Why UCLA Will Win the Pac-12 in 2016
Josh Rosen debuted at quarterback about as spectacularly as a true freshman can last year. Despite some inevitable growing pains, Rosen put together an impressive first season with 23 touchdowns and 3,670 yards passing. He also set a UCLA record for consecutive pass attempts without an interception (245).
A new offensive philosophy, implemented by new coordinator Kennedy Polamalu, accentuates Rosen's greatest strengths. With more snaps from under center, a tighter offensive line formation and increased use of tight ends and fullbacks, the sophomore should flourish in Year 2.
As much as Rosen benefits from a tweaked scheme, sophomore running Soso Jamabo could break out even more. The second-year power-back scored four touchdowns and averaged 6.1 yards per carry for 416 in total, playing a complementary role to Paul Perkins.
Mora said after spring practices concluded in April that Jamabo was growing into his role as the primary back nicely.

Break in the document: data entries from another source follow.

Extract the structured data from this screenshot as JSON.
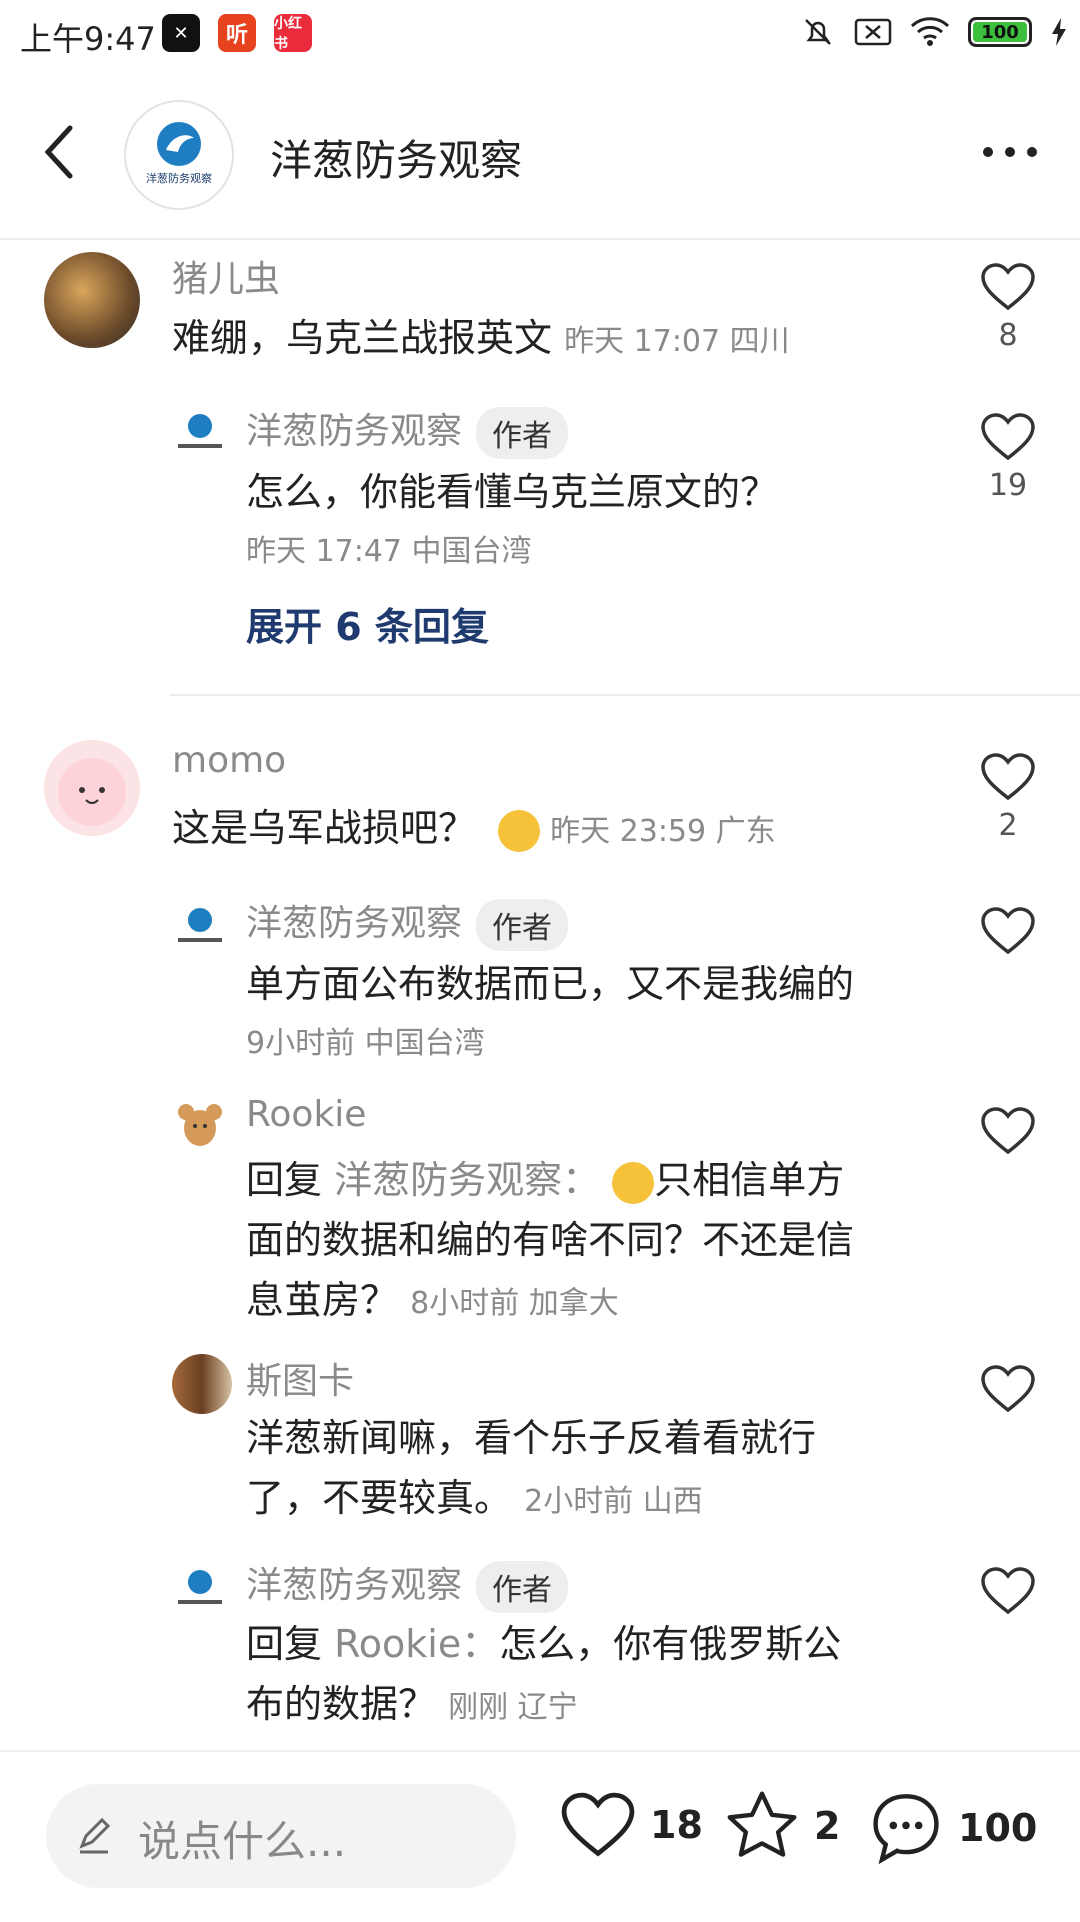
{
  "status_bar": {
    "time": "上午9:47",
    "battery": "100",
    "apps": [
      "CapCut",
      "听",
      "小红书"
    ]
  },
  "header": {
    "title": "洋葱防务观察",
    "logo_text": "洋葱防务观察"
  },
  "comments": [
    {
      "name": "猪儿虫",
      "text": "难绷，乌克兰战报英文",
      "meta": "昨天 17:07 四川",
      "likes": "8"
    },
    {
      "name": "洋葱防务观察",
      "badge": "作者",
      "text": "怎么，你能看懂乌克兰原文的？",
      "meta": "昨天 17:47 中国台湾",
      "likes": "19"
    },
    {
      "name": "momo",
      "text": "这是乌军战损吧？",
      "meta": "昨天 23:59 广东",
      "likes": "2"
    },
    {
      "name": "洋葱防务观察",
      "badge": "作者",
      "text": "单方面公布数据而已，又不是我编的",
      "meta": "9小时前  中国台湾"
    },
    {
      "name": "Rookie",
      "reply_prefix": "回复",
      "reply_to": "洋葱防务观察：",
      "text_line1": "只相信单方",
      "text_line2": "面的数据和编的有啥不同？不还是信",
      "text_line3": "息茧房？",
      "meta": "8小时前  加拿大"
    },
    {
      "name": "斯图卡",
      "text_line1": "洋葱新闻嘛，看个乐子反着看就行",
      "text_line2": "了，不要较真。",
      "meta": "2小时前  山西"
    },
    {
      "name": "洋葱防务观察",
      "badge": "作者",
      "reply_prefix": "回复",
      "reply_to": "Rookie：",
      "text_line1": "怎么，你有俄罗斯公",
      "text_line2": "布的数据？",
      "meta": "刚刚  辽宁"
    }
  ],
  "expand_replies": "展开 6 条回复",
  "bottom_bar": {
    "placeholder": "说点什么...",
    "likes": "18",
    "stars": "2",
    "comments": "100"
  }
}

UCLA's defense builds around one of the deepest secondaries in all of college football. So rich are the Bruins in that phase, former cornerback Ishmael Adams moved to wide receiver this spring to help out on that side of the ball. UCLA can easily weather the loss with a bevy of talent returning: Tahaan Goodman, Jaleel Wadood, Denzel Fisher, John Johnson, Randall Goforth. All are potential difference-makers on the back line.
The Bruins also feature some pop on the line, thanks to the returning Eddie Vanderdoes. The former 5-star recruit missed much of 2015 due to injury, but is back in the fold in the middle. Complementing him on the outside is the talented Takkarist McKinley, one of the Pac-12's leading candidates for a breakout season.
Why UCLA Won’t Win the Pac-12 in 2016
The inevitable peril of recruiting and cultivating NFL talent, which UCLA has done exceedingly well even before Mora's arrival? Losing and replacing NFL talent.
While Jack's injury last September gave the Bruins an unfortunate head start in preparing for life without him, UCLA no longer has tackle Kenny Clark plugging the middle defensively. Clark developed into one of, if not the best run-stopping interior defenders in the nation.
Even with Clark, last year's UCLA run defense ranked 98th in the nation, surrendering just under 200 yards per game. Take him away, and coordinator Tom Bradley has work to do to prepare UCLA for the bevy of ground-based attacks his defense will see in 2016.
Conversely, the passing game is the question mark on the other side of the ball. While Rosen's skill set is better suited to Polamalu's scheme than the system Noel Mazzone employed a season ago, the quarterback must find reliable targets.
With the departures of Jordan Payton, Thomas Duarte and Devin Fuller, UCLA loses 60 percent of its total receiving production in 2015. That's to say nothing of leading rusher Perkins, who also was a constant threat as a pass catcher.
The emergence of new weapons proves just as paramount to the success of UCLA's offense as any improvements Rosen makes from Year 1 to Year 2.
UCLA's road back to the Pac-12 Championship Game also ranks among the more difficult in the league. The Bruins travel to Texas A&M and BYU early on in the non-conference, then draw Arizona State, Stanford and Washington State in the first half of league play. All three beat the Bruins a season ago.